Now more than a decade since Sandman’s death on stage, there is a documentary about the man that should lift the lid a little. Including interviews with Ben Harper, Les Claypool and Josh Homme, Cure for Pain: The Mark Sandman Story is a loving portrait of a man whose music touched many.

“We started making the film exactly a decade after he died [1999], and I just thought that it was a really cool opportunity to introduce a whole new generation of listener to this totally unique music,” Broadway explains. “I wanted to see his legacy perpetuated. Not that I thought that he would just fade away and people would forget, but I just kind of wanted to pay homage and just a little tip of the hat to Mark Sandman, and everyone that seemed to matter in his life thought that was fitting.”

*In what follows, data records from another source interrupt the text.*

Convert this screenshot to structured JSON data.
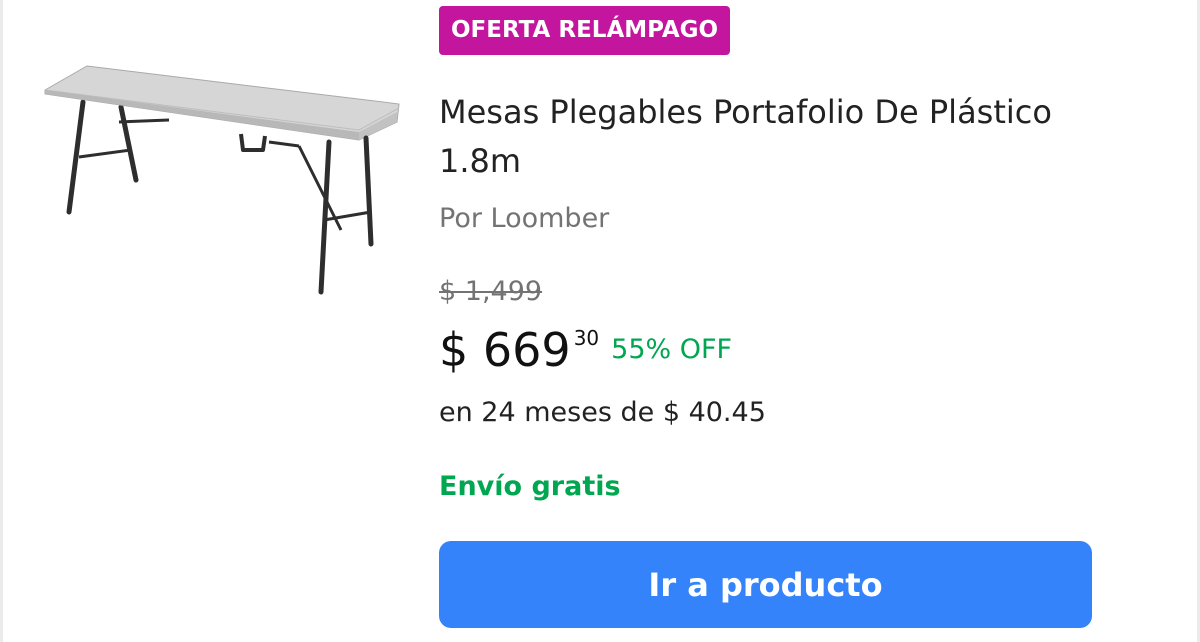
{
  "product": {
    "badge": "OFERTA RELÁMPAGO",
    "title": "Mesas Plegables Portafolio De Plástico 1.8m",
    "seller": "Por Loomber",
    "old_price": "$ 1,499",
    "price_main": "$ 669",
    "price_cents": "30",
    "discount": "55% OFF",
    "installments": "en 24 meses de $ 40.45",
    "shipping": "Envío gratis",
    "cta_label": "Ir a producto"
  },
  "colors": {
    "badge_bg": "#c4159f",
    "accent_green": "#00a650",
    "button_blue": "#3483fa"
  }
}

Although Broadway was uniquely situated to be a part of the project, as Sandman was his second cousin, the filmmakers still had their work cut out for them. Most of the footage of Sandman in the film came from over 100 VHS tapes stored at his Hi-n-Dry Studios, tapes that had to be digitized and combed through, and there was the home super-8 footage from Sandman’s childhood. And unlike these days, where everyone is equipped with a high quality camera inside of phones, directors Robert Balver and David Ferino had to work around the quality of the video record.

There was also a heap of music. Sandman and his band mates Dana Colley, Billy Conway and Jerome Deupree constantly recorded.

“I think that Sandman was a very specific and peculiar guy to create and record music with, and those guys would talk a bit about what it was like to be in the studio with him,” Broadway says. “When he would say, ‘You know what? Let’s start playing that riff. Remember that riff from two weeks ago?’ So I think that it was quite a game of keep up to actually stay on his page.

“But they were always rolling,” he adds. “There are so many different versions of these songs, which mean so much to so many people. And that was kind of neat, to sort of discover, when they’d let their guard down and funk it out a little bit.”

Jeff Broadway and co-director Robert Balver will be presenting Cure for Pain: The Mark Sandman Story at The Arts Station on Thursday, March 8.